A star of hit BBC drama Jamaica Inn says turning a pocket of Cumbria into Cornwall was brilliant.

Jamaica Inn photo
Clair Bendle, of Carlisle, had a fabric stall as part of the drama

Matthew McNulty is among the big names who pulled in millions of viewers in the screen version of Daphne du Maurier’s gothic novel.

Part of a Cumbrian town was turned into Cornwall to shoot a string of scenes for the three-part BBC One drama, screened this week. The cast and crew shot in Cornwall, Yorkshire and Cumbria to ensure the perfect backdrops to fit the novel.

And Matthew, who also starred in Lottery win drama The Syndicate, enjoyed working on the sets.

“It was amazing – we got England in all its beautiful, varied and dramatic glory on this shoot,” he said.

“The setting is so important for this book, almost as important as the characters, and the locations on this show do not disappoint.
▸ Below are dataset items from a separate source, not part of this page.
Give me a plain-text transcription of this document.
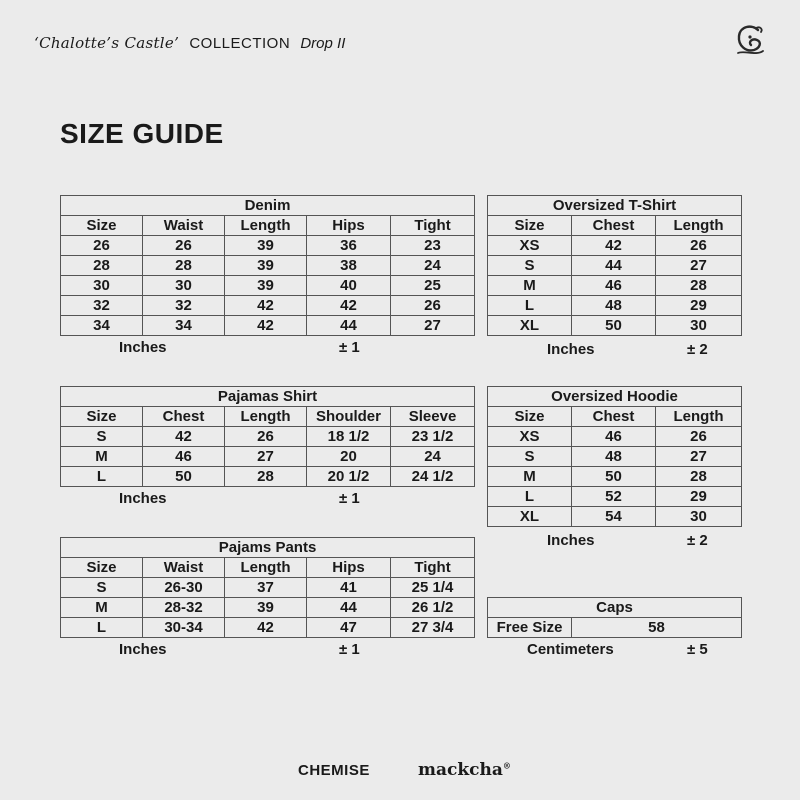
‘Chalotte’s Castle’ COLLECTION Drop II
SIZE GUIDE
Denim				
Size	Waist	Length	Hips	Tight
26	26	39	36	23
28	28	39	38	24
30	30	39	40	25
32	32	42	42	26
34	34	42	44	27
Inches	± 1
Oversized T-Shirt		
Size	Chest	Length
XS	42	26
S	44	27
M	46	28
L	48	29
XL	50	30
Inches	± 2
Pajamas Shirt				
Size	Chest	Length	Shoulder	Sleeve
S	42	26	18 1/2	23 1/2
M	46	27	20	24
L	50	28	20 1/2	24 1/2
Inches	± 1
Oversized Hoodie		
Size	Chest	Length
XS	46	26
S	48	27
M	50	28
L	52	29
XL	54	30
Inches	± 2
Pajams Pants				
Size	Waist	Length	Hips	Tight
S	26-30	37	41	25 1/4
M	28-32	39	44	26 1/2
L	30-34	42	47	27 3/4
Inches	± 1
Caps
Free Size	58
Centimeters	± 5
CHEMISE	mackcha®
“We shot among towering waves, powerful tors, foggy, boggy moors, all in true English weather, cold, wet, windy and dark. It was brilliant.”

Part of Kirkby Lonsdale was pulled back nearly 200 years to look like 1820 Cornwall when filming took place late last year.

The all-star cast, who also included Downton Abbey actress Jessica Brown Findlay, The White Queen’s Emma Grost and Harry Potter’s Shirley Henderson, were backed up by more than 100 supporting actors from Carlisle-based Lakeside Castings.

Among them was Simon Grant, 23, of Houghton, who stars in a fight scene and got to work with stunt expert Jason White, who has worked on the James Bond movies and Indiana Jones films as well as Harry Potter.

“Simon’s great in it,” said Lakeside boss Phil McKay. “It was a great opportunity for him to be part of this. Simon really pulled it off.”

Viewers in Cumbria have been eagerly watching the drama to spot familiar faces in crowd and market scenes.

The drama was one of the biggest commissions to have been shot in the county in recent years. And its filming has whet the appetite of aspiring actors keen to secure careers on stage or screen.

Phil, of Stanwix, said: “A lot of people from Carlisle and the surrounding area were part of this. They all had a great time.

“There were some people filming who’d never been involved in anything like it before. It was great the fact that the production team brought something like this to Cumbria.”

Hundreds of viewers complained about Jamaica Inn saying they had to switch on the subtitles or turn up the volume to the maximum setting to understand what was being said.

A BBC spokeswoman apologised and said: “We are adjusting the dialogue levels in episode two and three to address audience concerns.”